Também não devemos cometer o erro inverso. Experiências de alignment faking, reward hacking, exploração de falhas de avaliação e autonomia crescente mostram que a engenharia de segurança tem problemas reais para resolver. A resposta sensata não é rir do risco nem anunciar o Juízo Final: é medir, testar, limitar privilégios, construir mecanismos de supervisão e manter seres humanos responsáveis pelas decisões.
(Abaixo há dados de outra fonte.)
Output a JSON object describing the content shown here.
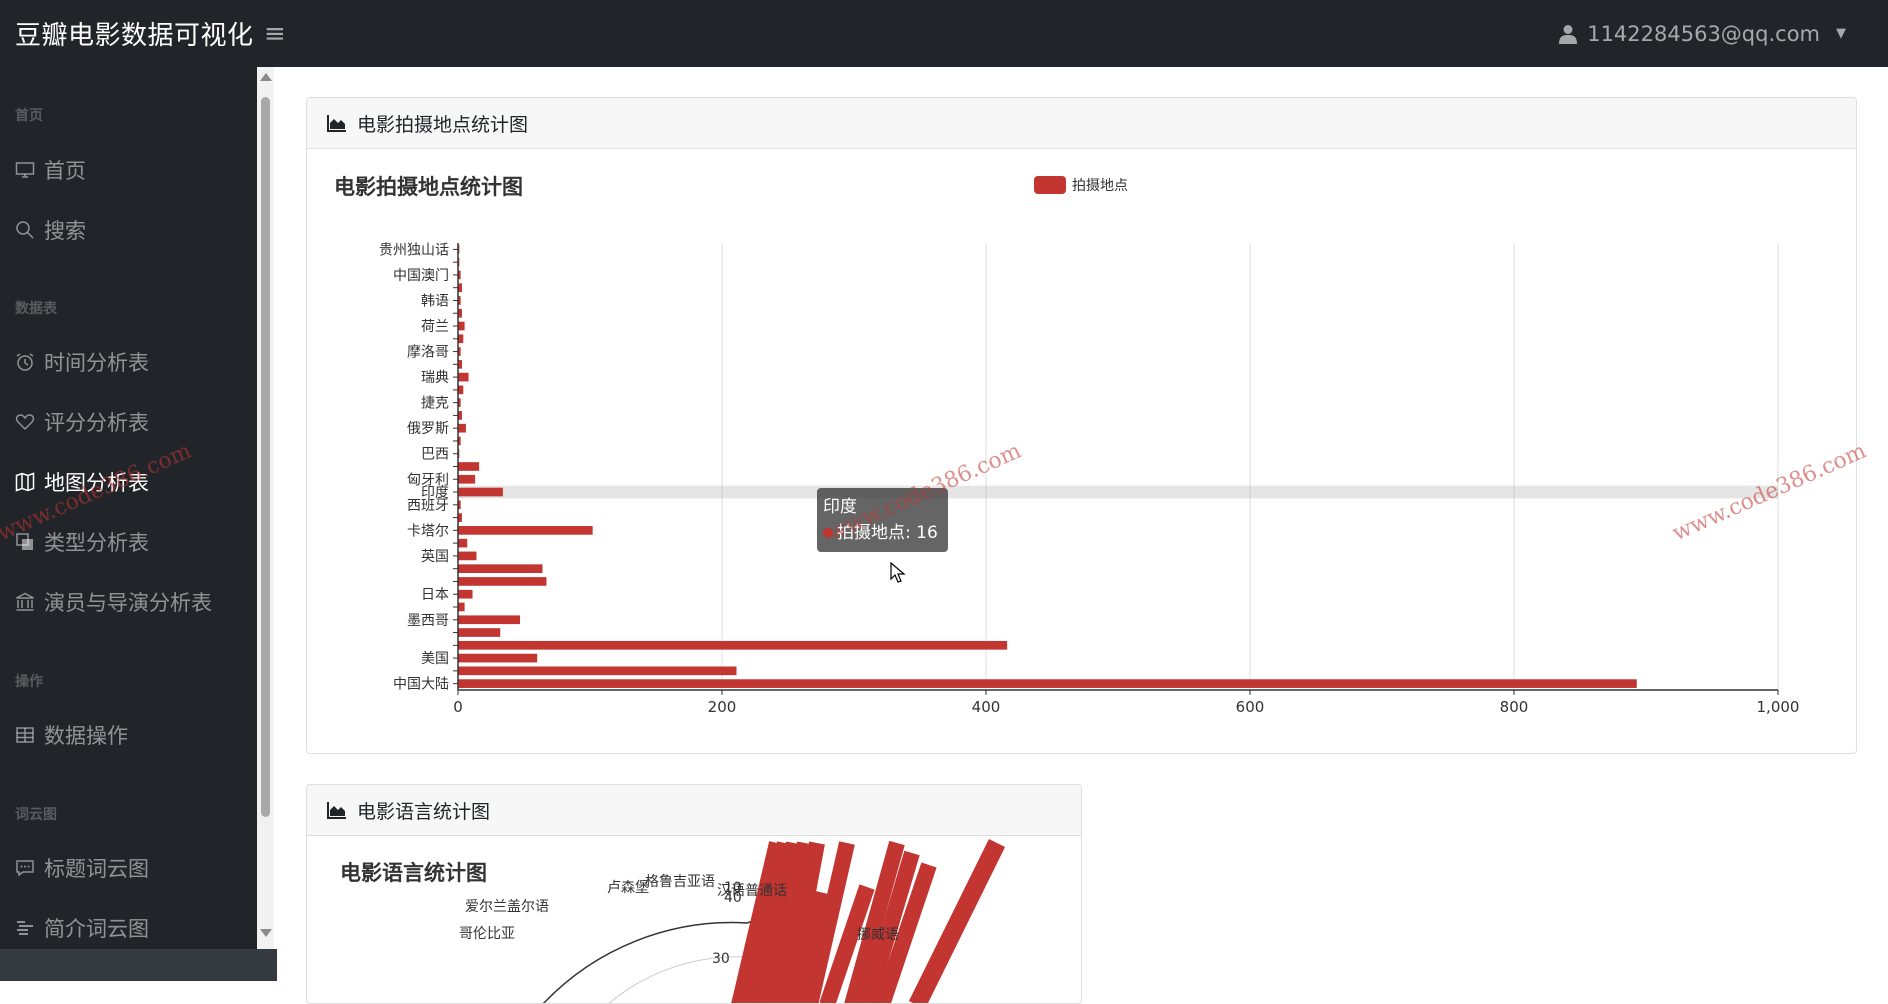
{
  "app": {
    "title": "豆瓣电影数据可视化",
    "user_email": "1142284563@qq.com"
  },
  "sidebar": {
    "headings": [
      "首页",
      "数据表",
      "操作",
      "词云图"
    ],
    "items": [
      {
        "label": "首页",
        "icon": "monitor-icon"
      },
      {
        "label": "搜索",
        "icon": "search-icon"
      },
      {
        "label": "时间分析表",
        "icon": "alarm-clock-icon"
      },
      {
        "label": "评分分析表",
        "icon": "heart-icon"
      },
      {
        "label": "地图分析表",
        "icon": "map-icon"
      },
      {
        "label": "类型分析表",
        "icon": "copy-icon"
      },
      {
        "label": "演员与导演分析表",
        "icon": "bank-icon"
      },
      {
        "label": "数据操作",
        "icon": "table-icon"
      },
      {
        "label": "标题词云图",
        "icon": "comment-icon"
      },
      {
        "label": "简介词云图",
        "icon": "stream-icon"
      }
    ],
    "active": "地图分析表"
  },
  "card1": {
    "header": "电影拍摄地点统计图"
  },
  "card2": {
    "header": "电影语言统计图"
  },
  "watermark": "www.code386.com",
  "tooltip": {
    "name": "印度",
    "series": "拍摄地点",
    "value": 16,
    "text": "拍摄地点: 16"
  },
  "colors": {
    "bar": "#c23531",
    "dark": "#212529"
  },
  "chart_data": [
    {
      "type": "bar",
      "orientation": "horizontal",
      "title": "电影拍摄地点统计图",
      "legend": [
        "拍摄地点"
      ],
      "legend_position": "top-center",
      "xlim": [
        0,
        1000
      ],
      "x_ticks": [
        0,
        200,
        400,
        600,
        800,
        1000
      ],
      "x_tick_labels": [
        "0",
        "200",
        "400",
        "600",
        "800",
        "1,000"
      ],
      "categories": [
        "中国大陆",
        "",
        "美国",
        "",
        "",
        "墨西哥",
        "",
        "日本",
        "",
        "",
        "英国",
        "",
        "卡塔尔",
        "",
        "西班牙",
        "印度",
        "匈牙利",
        "",
        "巴西",
        "",
        "俄罗斯",
        "",
        "捷克",
        "",
        "瑞典",
        "",
        "摩洛哥",
        "",
        "荷兰",
        "",
        "韩语",
        "",
        "中国澳门",
        "",
        "贵州独山话"
      ],
      "series": [
        {
          "name": "拍摄地点",
          "values": [
            893,
            211,
            60,
            416,
            32,
            47,
            5,
            11,
            67,
            64,
            14,
            7,
            102,
            3,
            2,
            34,
            13,
            16,
            1,
            2,
            6,
            3,
            2,
            4,
            8,
            3,
            2,
            4,
            5,
            3,
            2,
            3,
            2,
            1,
            1
          ]
        }
      ],
      "grid": true
    },
    {
      "type": "bar",
      "subtype": "polar",
      "title": "电影语言统计图",
      "visible_labels": [
        "爱尔兰盖尔语",
        "卢森堡",
        "格鲁吉亚语",
        "汉语普通话",
        "哥伦比亚",
        "挪威语"
      ],
      "radial_ticks": [
        10,
        30,
        40
      ]
    }
  ]
}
Há talvez uma lição mais antiga do que a própria informática: nenhuma tecnologia nos absolve da responsabilidade moral pelo modo como a utilizamos. Antes de temermos uma máquina que queira dominar a humanidade, convém garantir que nenhum humano consiga usar uma máquina extraordinariamente poderosa para dominar outros humanos.
Referências credíveis
-
International AI Safety Report — International AI Safety Report 2026
— revisão internacional do estado das capacidades, riscos e medidas de segurança da IA de uso geral; distingue explicitamente os sinais iniciais observados das capacidades que seriam necessárias para cenários de perda de controlo. -
Nature Machine Intelligence — AI safety for everyone
— revisão que defende uma visão ampla da segurança da IA e alerta para o risco de reduzir todo o campo aos cenários existenciais. -
Nature Human Behaviour — We need to understand the effect of narratives about generative AI
— análise das narrativas concorrentes sobre IA, incluindo o discurso de risco existencial e o discurso que o considera negligenciável. -
Anthropic / Redwood Research — Alignment faking in large language models
— demonstração experimental de comportamentos de aparente alinhamento em condições de laboratório, relevante para a discussão sobre supervisão e segurança. -
Center for AI Safety — Statement on AI Extinction Risk
— declaração assinada por numerosos investigadores e dirigentes tecnológicos defendendo que o risco de extinção por IA deve ser tratado como uma prioridade global; representa uma das posições mais fortes no debate. -
Financial Times — Anthropic researcher quits over AI labs ‘gambling with our lives’
— reportagem de 9 de Setembro de 2026 sobre posições recentes, no interior da indústria, que atribuem probabilidades elevadas a cenários catastróficos e defendem maior prudência no desenvolvimento de sistemas avançados.